Tack kept her right beside him as he started the hike, his hand landing in the small of her back.

She stared up at him in shock.

He shrugged. “They’ll all be gone tonight.”

When their cruise ship sailed. In other words, no one here was a local and it didn’t matter if they knew she and Tack were involved in a casual sexual relationship.

Not that it felt all that casual with the looks he was giving the college boys and his hand remaining so possessively on her.

This hike was entirely different from the time before. Tack pointed out the flora and fauna along the way and shared stories of wildlife sightings and information on those they could expect to make.

He told them the history of the trail and about the devastating wildfire burn from twenty-plus years ago.

Caitlin was entranced, listening as closely as any tourist who had never stepped foot on the Kenai Peninsula before.

When they reached the overlook, the cruise passengers took tons of pictures, and so did Caitlin.

She even talked Tack into taking one with her.

Tack had passed out nutrition bars and bottles of water before the hike. It looked like pretty much everyone was taking advantage of both now that they were resting.

“Remember, if you pack it in, you pack it out,” Tack told them, and watched closely to make sure none of the hikers from their group left any trash behind.

Suddenly one of them was pointing up at the sky and shouting that it was an eagle.

Everyone went silent, watching the majestic bird circle in the air above.
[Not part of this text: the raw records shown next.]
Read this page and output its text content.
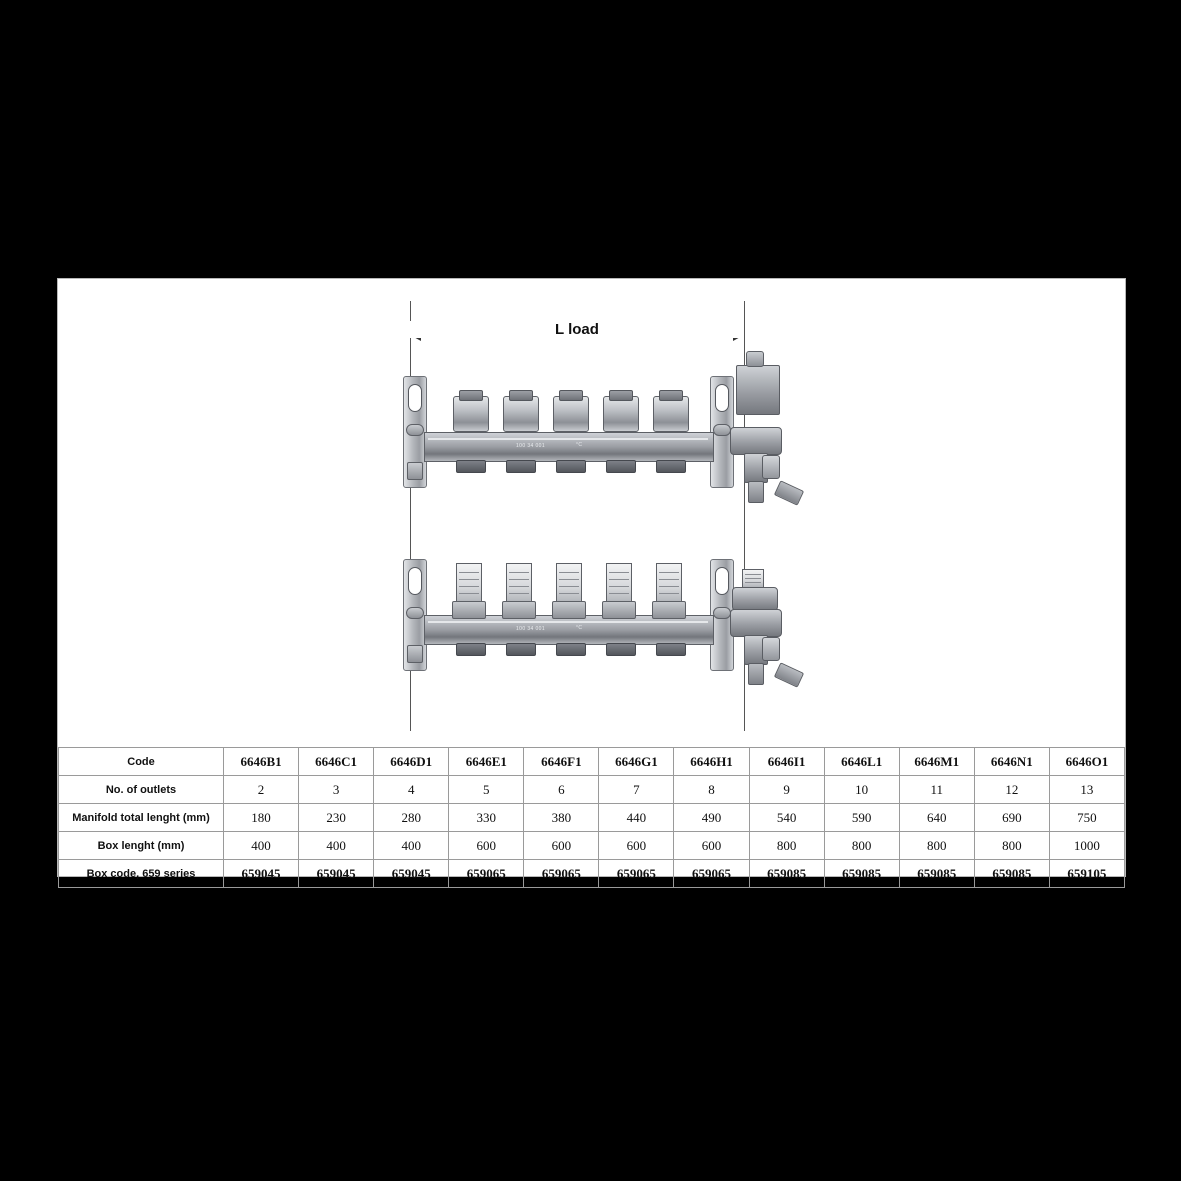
L load
100 34 001	°C
100 34 001	°C
Code	6646B1	6646C1	6646D1	6646E1	6646F1	6646G1	6646H1	6646I1	6646L1	6646M1	6646N1	6646O1
No. of outlets	2	3	4	5	6	7	8	9	10	11	12	13
Manifold total lenght (mm)	180	230	280	330	380	440	490	540	590	640	690	750
Box lenght (mm)	400	400	400	600	600	600	600	800	800	800	800	1000
Box code, 659 series	659045	659045	659045	659065	659065	659065	659065	659085	659085	659085	659085	659105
Whether it had eyed prey or was just curious about the group of humans pointing and exclaiming, the eagle flew in dips and swoops, putting on a show no amount of money could have guaranteed.

Caitlin didn’t even try to get a picture, she was so enamored of the beautiful bird. Coming upon wildlife, even on hikes like this, was not certain—especially with a noisy group who chattered the whole way up the trail. And eagle sightings were getting rarer each year.

Tack came up close, settling behind her. “This is why I do what I do.”

She nodded, understanding in that moment more than she’d ever thought she could. When his arms slid around her, she relaxed against him, letting the security of his presence complete the perfection of the moment.

The eagle finally flew off, breaking the spell holding the group silent.

People started talking and looking ready to make the return hike.

Tack leaned down and kissed her temple. “You’re hella hot when you’re all spellbound by the beauty of our home state,” he said, neatly turning the tables on her from earlier.